Андре-Луи, думавшего о Вильморене, история которого повторялась вплоть до мельчайших подробностей, охватило волнение. Он сжал кулаки, стиснул зубы. Маленькие глазки Дантона следили за ним пристальным взглядом.
– Итак, что вы думаете? Положение обязывает? Дело в том, что мы тоже должны обязать их, этих… Мы должны отплатить им той же монетой, уничтожить их. Надо столкнуть этих убийц в бездну небытия их же средствами.
– Но как?
– Как?
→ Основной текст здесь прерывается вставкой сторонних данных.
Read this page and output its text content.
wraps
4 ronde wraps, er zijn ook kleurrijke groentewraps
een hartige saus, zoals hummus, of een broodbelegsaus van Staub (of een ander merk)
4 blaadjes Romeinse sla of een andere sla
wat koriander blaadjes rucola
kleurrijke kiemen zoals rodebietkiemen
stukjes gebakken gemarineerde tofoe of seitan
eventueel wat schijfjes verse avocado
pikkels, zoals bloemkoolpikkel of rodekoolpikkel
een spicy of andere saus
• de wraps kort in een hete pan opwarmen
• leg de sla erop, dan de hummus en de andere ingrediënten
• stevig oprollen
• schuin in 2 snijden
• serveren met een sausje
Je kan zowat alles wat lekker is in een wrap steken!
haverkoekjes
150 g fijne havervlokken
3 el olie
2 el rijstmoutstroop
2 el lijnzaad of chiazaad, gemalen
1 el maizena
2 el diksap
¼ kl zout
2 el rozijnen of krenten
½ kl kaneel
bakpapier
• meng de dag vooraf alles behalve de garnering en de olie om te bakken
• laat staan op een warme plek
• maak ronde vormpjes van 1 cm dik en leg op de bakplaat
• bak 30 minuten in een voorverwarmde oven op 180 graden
Черт подери! Разве я не сказал?
– Для этого-то нам и нужна ваша помощь, – вставил Ле Шапелье.
– У вас, вероятно, есть способные ученики, а среди них – те, которые питают патриотические чувства. Идея Дантона заключается в том, чтобы небольшая группа этих учеников во главе с вами хорошенько проучила задир.
Андре-Луи нахмурился.
– А каким именно образом, полагает господин Дантон, это можно осуществить?
Господин Дантон неистово высказался сам:
– А так: мы проведем вас в Манеж в час, когда в Собрании оканчивается заседание, и покажем шесть главных кровопускателей. Тогда вы сможете их оскорбить раньше, чем они успеют оскорбить кого-то из представителей. А на следующее утро самим… кровопускателям пустят кровь secundum artem,[148]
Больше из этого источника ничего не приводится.